Where do they get the money to buy their own debt? I get that they can print as much debt as possible, but where do they get the money to buy their own debt? And I assume this obviously means that without the reserve credit, the money supply would grow at a much slower rate.
The government creates debt in the form of bonds. The central bank creates a market for these bonds, by offering to buy them from financial institutions, in return for reserve credit. Reserves are very valuable to banks, because they can use them to loan out up to 10 times as much new money.
Ideally, the money supply does not grow under central command but certainly not in this fashion, where it's government debt which is driving expansion.
I'm a layman, so don't take the next part as gospel. It might not be 100% right.
Say the government runs a deficit of $5. They issue a bond. You, being a patriotic sort, buy the bond. When the bond is due for redemption, the bank buys it from you, and pays you your principal plus interest. The bank then sells the bond to the central bank, in return for reserve credit. The central bank creates the credit it uses to purchase bonds, out of thin air. I then presume the bond is destroyed or redeemed with the government, but since the central bank turns over all profits to the government treasury each year, redemption is the same as destruction. It's moving the bond from one bottomless pocket to another.
The thing about the central bank is, it allows politicians to spend without taxing (by devaluing savings and slowing economic growth), and it enables banks to fractionally reserve, so they can generate massive profits from speculation with almost zero risk. The central bank itself facilitates both parties getting what they want. And in return, the central bank in any country is basically the lifeblood of the economics profession. Most "private" economists work for the central bank, or receive funding from the central bank. They have an interest in supporting the institution, because without it, they would have to chase scarce "real jobs".
I was always under the impression that the main way the Fed controlled the money supply was through the fed funds rate, and that's why they always talk about Volcker raising the fed funds rate to 20%. I suppose my main point of confusion is whether they actually have tangible control on this rate or whether they can only aim for it through tactics.
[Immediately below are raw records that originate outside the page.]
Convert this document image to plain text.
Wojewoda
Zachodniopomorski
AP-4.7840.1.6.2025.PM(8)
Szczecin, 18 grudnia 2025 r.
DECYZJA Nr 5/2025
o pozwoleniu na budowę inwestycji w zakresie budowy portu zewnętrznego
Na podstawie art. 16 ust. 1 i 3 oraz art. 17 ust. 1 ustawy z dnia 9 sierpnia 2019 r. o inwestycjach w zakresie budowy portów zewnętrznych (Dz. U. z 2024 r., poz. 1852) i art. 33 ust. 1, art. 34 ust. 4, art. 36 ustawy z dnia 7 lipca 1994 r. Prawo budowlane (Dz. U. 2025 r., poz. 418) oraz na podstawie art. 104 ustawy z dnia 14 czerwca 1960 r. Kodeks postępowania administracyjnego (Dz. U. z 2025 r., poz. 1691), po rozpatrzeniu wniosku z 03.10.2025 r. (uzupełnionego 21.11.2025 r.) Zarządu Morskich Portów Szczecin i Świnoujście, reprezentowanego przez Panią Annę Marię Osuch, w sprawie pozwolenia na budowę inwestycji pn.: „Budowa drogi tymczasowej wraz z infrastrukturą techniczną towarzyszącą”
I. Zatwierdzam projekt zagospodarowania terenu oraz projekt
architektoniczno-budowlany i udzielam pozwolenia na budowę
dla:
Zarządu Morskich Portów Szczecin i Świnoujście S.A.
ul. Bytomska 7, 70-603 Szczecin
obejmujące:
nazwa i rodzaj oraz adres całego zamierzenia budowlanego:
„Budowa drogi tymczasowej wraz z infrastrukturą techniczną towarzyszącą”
Aim. And set the rate higher for the discount window.
When Volcker raised rates for the banks, they had to go to the private sector to get cheaper loanable funds. So people started saving more and more at say, 18% return, and put that money in the banks to keep the capitalized.
When the rate is very low, no one wants to save because banks won't pay any interest on savings. It is cheaper for the bank to get all new credit directly from the central bank. Low interest rates cause all sorts of mischief in the short and long term. Rates too high can slow economic growth as well. The market should set the price of money based on supply and demand.
The problem with the central bank moving rates up and down, is that they almost always reflect a political agenda, not a real indication of the amount of savings for capital investment in an economy. An economy which does not save, cannot grow. This is why GDP is a nonsense number. It includes debt, the theory being, if you can borrow, then you are growing, but when you borrow against yourself, it's just an accounting trick.
So basically what you're saying is there's TWO methods for lowering the rate. One is the fed funds rate, and the other is buying their own debt in exchange for reserve credit. I still don't get where they get the money for that, though, if they're already up to their eyeballs in debt.
Because it is a monopoly (legal tender laws), the accounting tricks that are run can persist for decades, because no one can stop participating in the scheme.
That is why Ron Paul agitates for market money, which would undo legal tender laws, and thus give people a chance to escape the erosion of value from inflation.
They create the reserve credits out of thin air, and that credit is created to steal purchasing power from everyone holding dollars in the economy in order to pay for government spending, and bankroll the banks in the global investment casino. The theft occurs by diluting the currency as fractional reserve pyramids those reserves into lots of new money. More money chasing the same number of goods = higher aggregate prices. This is called inflation (price inflation), but it is really only a symptom of inflation (monetary inflation).
It's all fascinating stuff really. Terribly depressing when you first start to grasp how the game is stacked against the average person, but enlightening when you start to plan your investments and business to avoid harm from the system.